This DVD contains three separate movies featuring United Airlines, TWA and American Airlines in the late 1940s to early 1960s.
Movie 1: American Airlines Flight Three
Fly through history on American Airlines Flight Three in a 707 jet bound for Los Angeles. The DVD allows you to participate in all the many critical steps in flight planning in the early 1960's. You will watch all the behind the scenes work that leads to a safe and satisfying trip: weather analysis, flight planning, weight and balance calculations, fuel planning, and many more. You'll get to ride in the cockpit and gain a new appreciation for all the communication and cooperation that gets a flight off the ground and to its destination safely and on time.
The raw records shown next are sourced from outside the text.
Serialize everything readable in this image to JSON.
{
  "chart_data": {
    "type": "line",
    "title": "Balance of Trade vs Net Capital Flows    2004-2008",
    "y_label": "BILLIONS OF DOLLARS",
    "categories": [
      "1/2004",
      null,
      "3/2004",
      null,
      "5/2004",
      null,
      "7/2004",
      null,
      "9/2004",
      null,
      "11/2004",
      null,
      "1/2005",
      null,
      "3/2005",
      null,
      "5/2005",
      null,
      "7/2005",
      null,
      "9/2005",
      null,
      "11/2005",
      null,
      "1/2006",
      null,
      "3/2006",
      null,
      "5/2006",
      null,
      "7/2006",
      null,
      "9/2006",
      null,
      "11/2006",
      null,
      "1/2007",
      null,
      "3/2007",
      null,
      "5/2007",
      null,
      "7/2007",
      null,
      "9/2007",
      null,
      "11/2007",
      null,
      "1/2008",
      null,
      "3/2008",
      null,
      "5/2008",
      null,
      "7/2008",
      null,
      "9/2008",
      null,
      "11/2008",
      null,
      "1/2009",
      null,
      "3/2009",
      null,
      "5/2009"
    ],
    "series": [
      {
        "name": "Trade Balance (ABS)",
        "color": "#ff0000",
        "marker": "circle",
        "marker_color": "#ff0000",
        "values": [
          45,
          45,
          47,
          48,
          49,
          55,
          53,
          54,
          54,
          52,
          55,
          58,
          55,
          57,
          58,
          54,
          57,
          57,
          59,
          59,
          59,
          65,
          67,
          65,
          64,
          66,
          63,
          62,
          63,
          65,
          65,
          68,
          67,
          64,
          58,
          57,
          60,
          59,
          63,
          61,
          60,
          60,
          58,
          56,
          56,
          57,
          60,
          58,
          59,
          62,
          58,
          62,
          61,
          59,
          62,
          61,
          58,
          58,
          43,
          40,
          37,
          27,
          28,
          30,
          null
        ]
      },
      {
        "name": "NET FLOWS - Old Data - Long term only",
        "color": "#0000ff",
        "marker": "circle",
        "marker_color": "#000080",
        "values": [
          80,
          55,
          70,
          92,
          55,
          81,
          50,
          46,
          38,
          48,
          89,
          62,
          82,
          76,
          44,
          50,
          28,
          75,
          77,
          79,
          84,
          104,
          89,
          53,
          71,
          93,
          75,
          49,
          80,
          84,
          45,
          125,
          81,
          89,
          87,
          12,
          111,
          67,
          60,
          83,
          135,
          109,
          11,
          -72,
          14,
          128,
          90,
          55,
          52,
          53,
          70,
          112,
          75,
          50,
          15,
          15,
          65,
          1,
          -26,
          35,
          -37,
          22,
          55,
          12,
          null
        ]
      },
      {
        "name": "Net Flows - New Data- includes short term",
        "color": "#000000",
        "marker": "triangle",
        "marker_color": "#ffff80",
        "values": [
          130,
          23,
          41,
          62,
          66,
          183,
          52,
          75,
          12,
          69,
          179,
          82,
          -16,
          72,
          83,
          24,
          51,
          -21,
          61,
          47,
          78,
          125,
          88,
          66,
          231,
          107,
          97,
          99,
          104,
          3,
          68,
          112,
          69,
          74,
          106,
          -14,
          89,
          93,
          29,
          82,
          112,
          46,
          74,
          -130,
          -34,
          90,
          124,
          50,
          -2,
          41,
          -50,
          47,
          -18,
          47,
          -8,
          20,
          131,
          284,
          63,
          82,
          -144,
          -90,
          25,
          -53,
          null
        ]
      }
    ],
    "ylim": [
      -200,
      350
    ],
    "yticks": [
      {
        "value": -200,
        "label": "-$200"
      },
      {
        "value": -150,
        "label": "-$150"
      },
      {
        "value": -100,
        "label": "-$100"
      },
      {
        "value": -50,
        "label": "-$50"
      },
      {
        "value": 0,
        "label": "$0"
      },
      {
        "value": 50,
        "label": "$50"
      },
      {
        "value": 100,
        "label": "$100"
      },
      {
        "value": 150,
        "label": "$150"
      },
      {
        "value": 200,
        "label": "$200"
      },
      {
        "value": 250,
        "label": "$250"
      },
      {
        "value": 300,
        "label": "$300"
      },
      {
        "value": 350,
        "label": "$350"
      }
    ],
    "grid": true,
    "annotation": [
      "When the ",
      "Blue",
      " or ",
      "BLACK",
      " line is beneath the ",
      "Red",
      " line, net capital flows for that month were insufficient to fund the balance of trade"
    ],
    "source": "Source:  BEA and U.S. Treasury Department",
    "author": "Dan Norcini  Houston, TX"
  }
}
All of you out there who are American Airlines history buffs shouldn't miss this glimpse of U.S. commercial aviation in the late fifties and early sixties. B&W Runtime: 9 minutes.
Movie 2: Highlights of Aviation
This film takes you through the highlights of the rich and historic development of America's aviation development. Spectacular pictures begin with footage capturing the early flights by the Wright brothers allowing you a unique glimpse into the birth of our country's aviation. But this is just the beginning. Enjoy footage of soaring gliders, the workhorse Piper Cub of early days, early helicopters, amphibious aircraft, the air car and military and commercial planes. For nostalgic history buffs this is an unusual opportunity to relive our country's rich historic aviation history. A great deal of the footage is shot from the air and gives you a sense of a pilot's perspective. Nice shots of United Airlines DC-3 preparing to takeoff, in-flight and crew operations. Particularly unusual shots include an air car setting down to ask a motorist directions to his destination, breathtaking pictures of soaring among the clouds, inside peek at a United Airlines DC-3s cabin in operation in flight, We're sure you will enjoy this entertaining film. B&W. Runtime: 9 minutes.
Movie 3: Behind The Scenes on the TWA Super -Constellation ?Star of Paris?
Join us for a flight from the past on TWA's Super Constellation, "Star of Paris", tail number N86511. This plane had a rich and eventful history. The "Star of Paris", later to be renamed "Star of Dublin", was christened on February 5, 1946 by the wife of the president of TWA and became the first TWA airliner to intercontinental routes. The maiden flight was from New York to Paris. It provided great domestic and international service until it was tragically lost on September 1, 1961 while taking off from Chicago Midway when a small nickel bolt from the parallelogram linkage of the elevator boost system was lost causing abrupt stall configuration and an uncontrollable crash. All souls on board perished.
The particular flight you will take on this historic aircraft is from Kansas City to New York City. Before taking off, however, you will be introduced to what goes into making up your flight by observing all the necessary operations from ticketing to the touch down. You are taken through all phases that add up to a safe and enjoyable trip during the post WWII years, including food preparation, pre-flight preparation, weather analysis, pre-flighting the plane, plane loading and take off. A special feature is controller-pilot and pilot-co-pilot communication so necessary to coordinate complex airport operations and flight
Other worthy segments include a primer on the basics of flying in IFR conditions (bad weather, low visibility conditions) through the sky and to touch down, glimpses into the maintenance of pilot skills and health and detailed footage of TWA maintenance and overhauls.
Take the flight and sharpen your "behind the scene" knowledge of the operation of the Super-Constellation and TWA and enjoy some spectacular bonus footage such as: views of the Grand Canyon from the sky; pilot deck crew running through the pre-takeoff check list in the cockpit; actual instrument flying with the panel instruments through the sky and the approach; the bustle and discipline of plane overhaul in the shop. B&W Runtime: 25 minutes.
In NTSC DVD format with a total run time of 43 minutes. Packaged in either a clear plastic CD-style jewel case or a clear plastic C-Shell DVD case without paper graphics.